Passenger ships, even in the years before the great wars, were considered arms of the military because
of their capability of moving large numbers of troops to any port in the world. And England was a mighty empire in the 1800s
with interests on every continent. It was said the sun never set on the British Crown colonies. Thus it was significant that
the Abyssinia had the capability of transporting up to two battalions of soldiers on demand.
While she was built before the days of building luxury accommodations and elaborate dining rooms and
dance floors in an elegant superstructure above the main deck, the Abyssinia offered luxury for the first class passengers.

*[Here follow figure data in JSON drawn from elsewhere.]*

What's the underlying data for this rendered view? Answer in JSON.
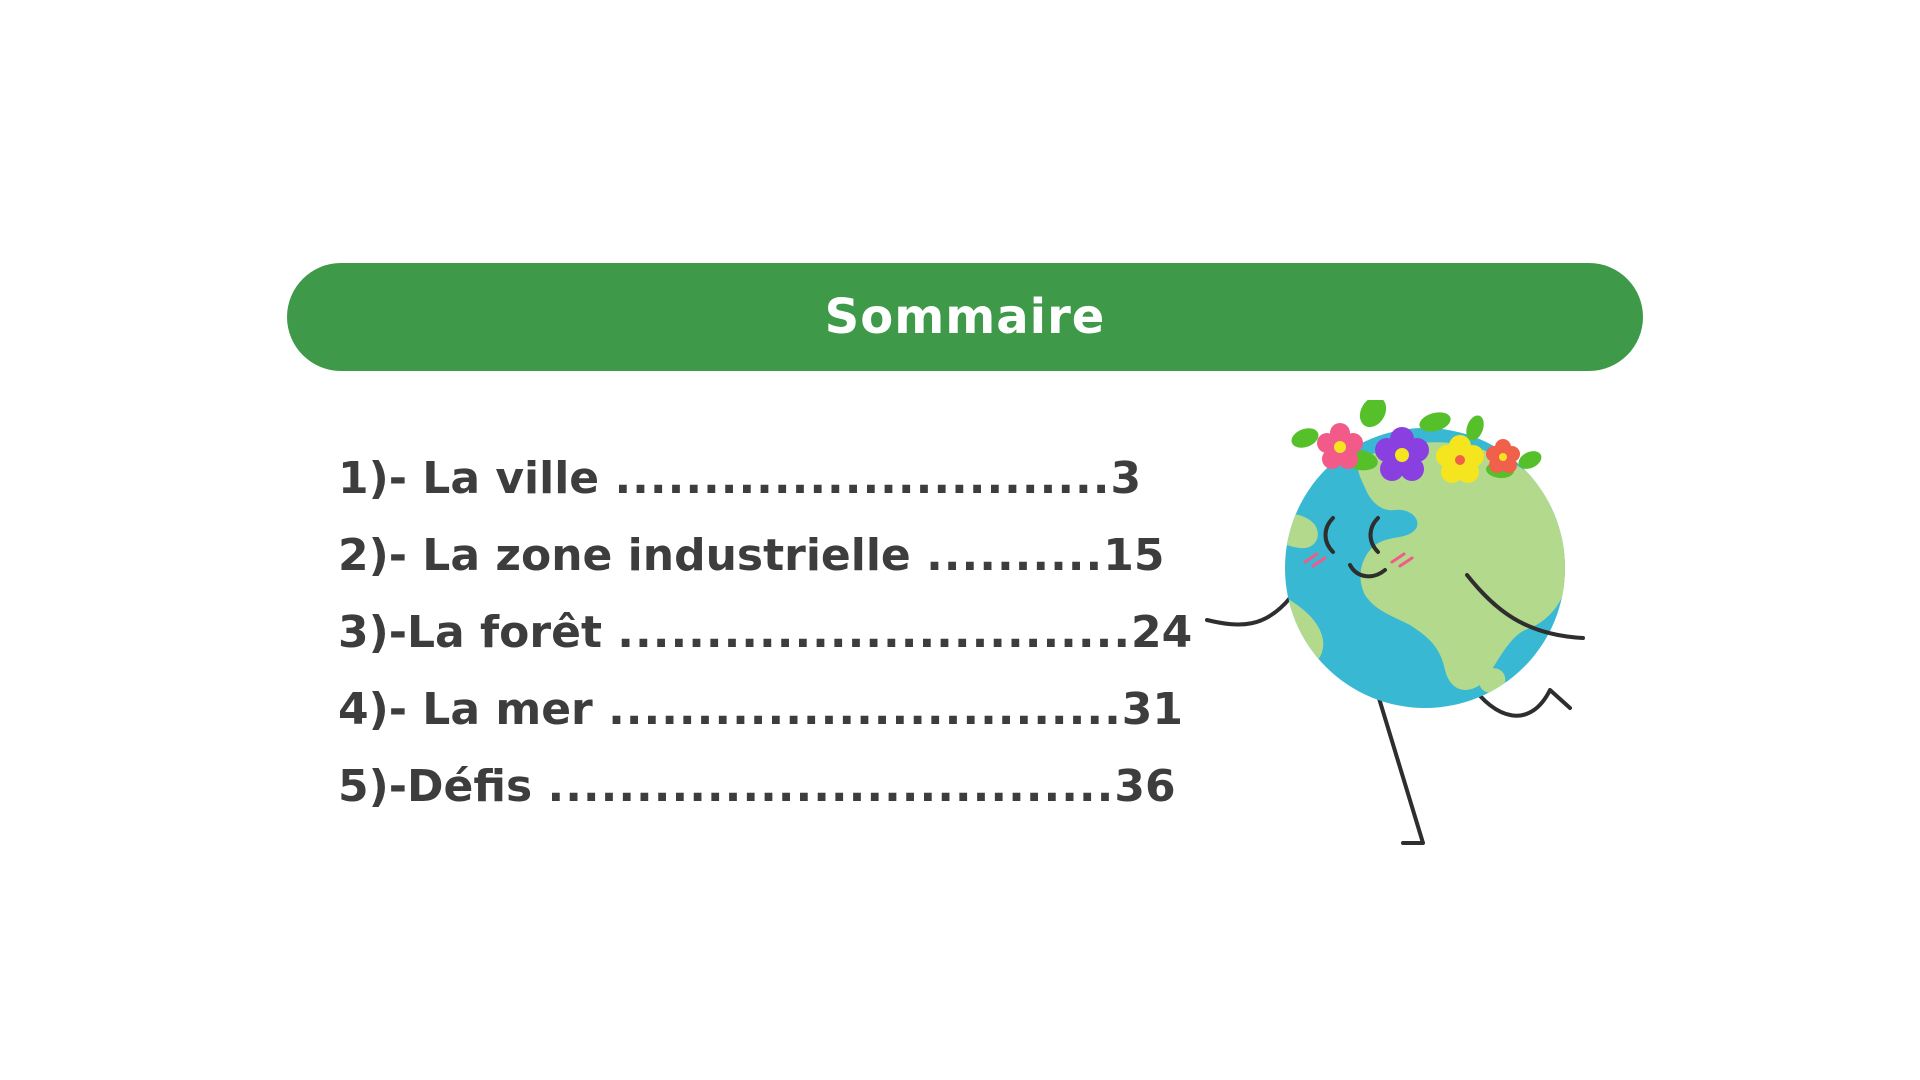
{
  "header": {
    "title": "Sommaire"
  },
  "toc": {
    "items": [
      {
        "label": "1)- La ville ",
        "leader": "............................",
        "page": "3"
      },
      {
        "label": "2)- La zone industrielle ",
        "leader": "..........",
        "page": "15"
      },
      {
        "label": "3)-La forêt ",
        "leader": ".............................",
        "page": "24"
      },
      {
        "label": "4)- La mer ",
        "leader": ".............................",
        "page": "31"
      },
      {
        "label": "5)-Défis ",
        "leader": "................................",
        "page": "36"
      }
    ]
  },
  "illustration": {
    "icon": "earth-mascot-icon",
    "colors": {
      "ocean": "#38b8d3",
      "land": "#b3d98c",
      "line": "#2e2e2e",
      "flower_pink": "#f25a8a",
      "flower_purple": "#8a3fe0",
      "flower_yellow": "#f5e51f",
      "flower_red": "#f0604a",
      "leaf": "#55c02a"
    }
  },
  "colors": {
    "accent": "#3e9a48",
    "text": "#3d3d3d",
    "background": "#ffffff"
  }
}
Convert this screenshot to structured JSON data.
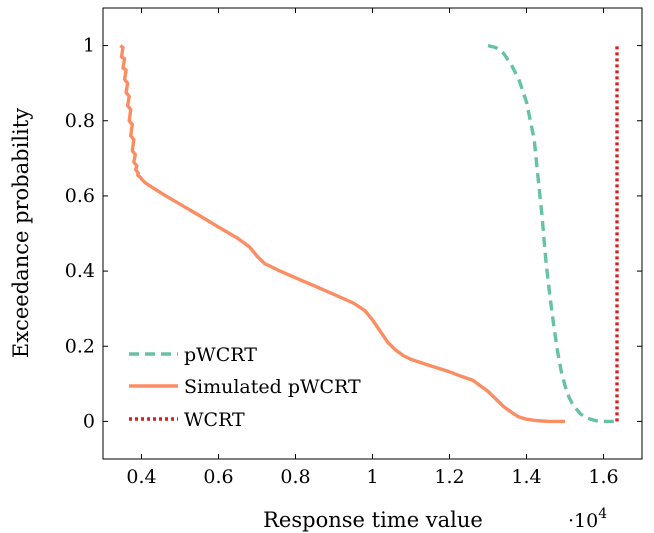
{
  "chart_data": {
    "type": "line",
    "title": "",
    "xlabel": "Response time value",
    "ylabel": "Exceedance probability",
    "x_multiplier": "·10",
    "x_multiplier_exp": "4",
    "xlim": [
      0.3,
      1.7
    ],
    "ylim": [
      -0.1,
      1.1
    ],
    "x_ticks": [
      0.4,
      0.6,
      0.8,
      1.0,
      1.2,
      1.4,
      1.6
    ],
    "x_tick_labels": [
      "0.4",
      "0.6",
      "0.8",
      "1",
      "1.2",
      "1.4",
      "1.6"
    ],
    "y_ticks": [
      0,
      0.2,
      0.4,
      0.6,
      0.8,
      1.0
    ],
    "y_tick_labels": [
      "0",
      "0.2",
      "0.4",
      "0.6",
      "0.8",
      "1"
    ],
    "grid": false,
    "legend_position": "bottom-left",
    "series": [
      {
        "name": "pWCRT",
        "color": "#66c2a5",
        "style": "dashed",
        "x": [
          1.3,
          1.32,
          1.34,
          1.36,
          1.38,
          1.4,
          1.42,
          1.43,
          1.44,
          1.45,
          1.46,
          1.47,
          1.48,
          1.49,
          1.5,
          1.51,
          1.52,
          1.54,
          1.56,
          1.58,
          1.6,
          1.62,
          1.635
        ],
        "y": [
          1.0,
          0.995,
          0.98,
          0.95,
          0.91,
          0.85,
          0.75,
          0.65,
          0.55,
          0.43,
          0.34,
          0.26,
          0.19,
          0.135,
          0.095,
          0.065,
          0.045,
          0.02,
          0.008,
          0.002,
          0.0,
          0.0,
          0.0
        ]
      },
      {
        "name": "Simulated pWCRT",
        "color": "#fc8d62",
        "style": "solid",
        "x": [
          0.345,
          0.352,
          0.348,
          0.356,
          0.352,
          0.36,
          0.356,
          0.364,
          0.36,
          0.368,
          0.364,
          0.372,
          0.368,
          0.376,
          0.372,
          0.38,
          0.376,
          0.384,
          0.38,
          0.388,
          0.385,
          0.392,
          0.39,
          0.397,
          0.4,
          0.405,
          0.41,
          0.42,
          0.44,
          0.46,
          0.5,
          0.55,
          0.6,
          0.65,
          0.68,
          0.7,
          0.72,
          0.74,
          0.76,
          0.8,
          0.85,
          0.9,
          0.95,
          0.98,
          1.0,
          1.02,
          1.04,
          1.06,
          1.08,
          1.1,
          1.15,
          1.2,
          1.23,
          1.26,
          1.28,
          1.3,
          1.32,
          1.34,
          1.36,
          1.38,
          1.4,
          1.42,
          1.44,
          1.46,
          1.48,
          1.5
        ],
        "y": [
          1.0,
          0.995,
          0.97,
          0.965,
          0.94,
          0.935,
          0.91,
          0.9,
          0.875,
          0.865,
          0.84,
          0.83,
          0.8,
          0.79,
          0.76,
          0.75,
          0.72,
          0.71,
          0.69,
          0.68,
          0.67,
          0.66,
          0.655,
          0.65,
          0.645,
          0.64,
          0.635,
          0.628,
          0.615,
          0.602,
          0.578,
          0.548,
          0.517,
          0.487,
          0.465,
          0.44,
          0.42,
          0.41,
          0.4,
          0.382,
          0.36,
          0.338,
          0.315,
          0.295,
          0.27,
          0.24,
          0.21,
          0.19,
          0.175,
          0.165,
          0.148,
          0.132,
          0.12,
          0.11,
          0.095,
          0.08,
          0.06,
          0.04,
          0.025,
          0.012,
          0.006,
          0.003,
          0.001,
          0.0,
          0.0,
          0.0
        ]
      },
      {
        "name": "WCRT",
        "color": "#e41a1c",
        "style": "dotted",
        "x": [
          1.635,
          1.635
        ],
        "y": [
          0.0,
          1.0
        ]
      }
    ]
  }
}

It was said it was among the first passenger liners to offer numerous public restrooms, and they were located on both sides
of the ship. People who used them remarked about the advantages of always choosing the toilet on the leeward, or downwind
side of the ship for obvious reasons.
The ship also boasted male and female hospitals, a distilling apparatus that could produce up to 2,000
gallons of fresh water daily, holds for up to 80,000 cubic feet of cargo and 1,200 tons of coal. She also had three masts
equipped to take sail in the event of engine failure.
The Abyssinia made its maiden oyage from Liverpool to New York in May, 1870, and continued on that
run with uneventful regularity for the next ten years. Then in 1880 the ship was acquired by her builders, the J & G.
Thomson & Co. of Glasgow as partial payment for two new ships, the Servia and Catalonia. It was then sold to the Guion
Line, which installed new compound engines and put the steamer in service on a Canadian-Pacific run. It carried passengers
and freight on a run from Vancouver to Hong Kong and Japan.
The line brought Abyssinia back to New York in November, 1891, with plans to return her to its old
run between New York and Liverpool. On her first trip, however, the ship caught fire at sea on Dec. 18 and burned to destruction.
The only written account of that fire was found in a report on the German steamship Spree that came
upon the burning Abyssinia on the open Atlantic and saw that passengers and crew were in the process of abandoning ship. The
Spree launched her own boats and rescued the full complement of 60 passengers and 88 crew members from the burning ship.
The Abyssinia burned to a total loss and sank at sea.